Putin gave the appearance of being interested in negotiations in the weeks leading up to the invasion. Russian diplomats have engaged in negotiations with Germany and France under the Normandy format to resolve border issues in Ukraine, and Moscow has held parallel talks with Washington on East-West security issues. Since the start of the invasion, however, there have been no negotiations other than humanitarian talks, and Putin remains uninterested in meaningful diplomacy. However, as Russian battlefield casualties mount and the costs of sanctions rise, he might be willing to reconsider options for ending the war. The offer of sanctions relief could be a catalyst for the resumption of negotiations. This would shift the emphasis from sanctions as a weapon of war to sanctions as instruments of diplomacy.

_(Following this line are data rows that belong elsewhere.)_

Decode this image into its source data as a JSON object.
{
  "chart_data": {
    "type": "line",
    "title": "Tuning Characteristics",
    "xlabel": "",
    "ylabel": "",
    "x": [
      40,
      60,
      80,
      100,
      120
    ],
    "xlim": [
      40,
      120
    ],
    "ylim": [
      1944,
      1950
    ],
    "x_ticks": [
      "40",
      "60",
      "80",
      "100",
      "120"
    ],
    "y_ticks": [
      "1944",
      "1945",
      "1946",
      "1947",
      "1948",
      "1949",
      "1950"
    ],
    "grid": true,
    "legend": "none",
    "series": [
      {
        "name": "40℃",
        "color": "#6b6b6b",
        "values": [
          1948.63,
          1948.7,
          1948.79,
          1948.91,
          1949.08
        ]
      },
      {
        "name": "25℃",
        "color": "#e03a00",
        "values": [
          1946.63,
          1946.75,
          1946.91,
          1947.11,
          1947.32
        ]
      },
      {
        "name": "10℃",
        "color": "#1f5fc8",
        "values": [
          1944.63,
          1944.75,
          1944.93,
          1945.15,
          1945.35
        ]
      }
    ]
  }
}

Mulder may be right to say that the danger of sanctions lies not in their weakness but in their strength, and in the overconfidence they can inspire in the governments that impose them. Some observers seem only too convinced that a combination of sanctions and Ukrainian military resistance will be enough to bring Russia to its knees. A strategy of maintaining sanctions indefinitely and prolonging the war until Russia is forced to admit defeat poses enormous risks and will either result in further loss of life and increased costs. If the priority is to stop the bloodshed and secure the withdrawal of Russian forces, as it should, then the focus should be on diplomacy and using the peacemaking potential of sanctions. to reach a negotiated agreement.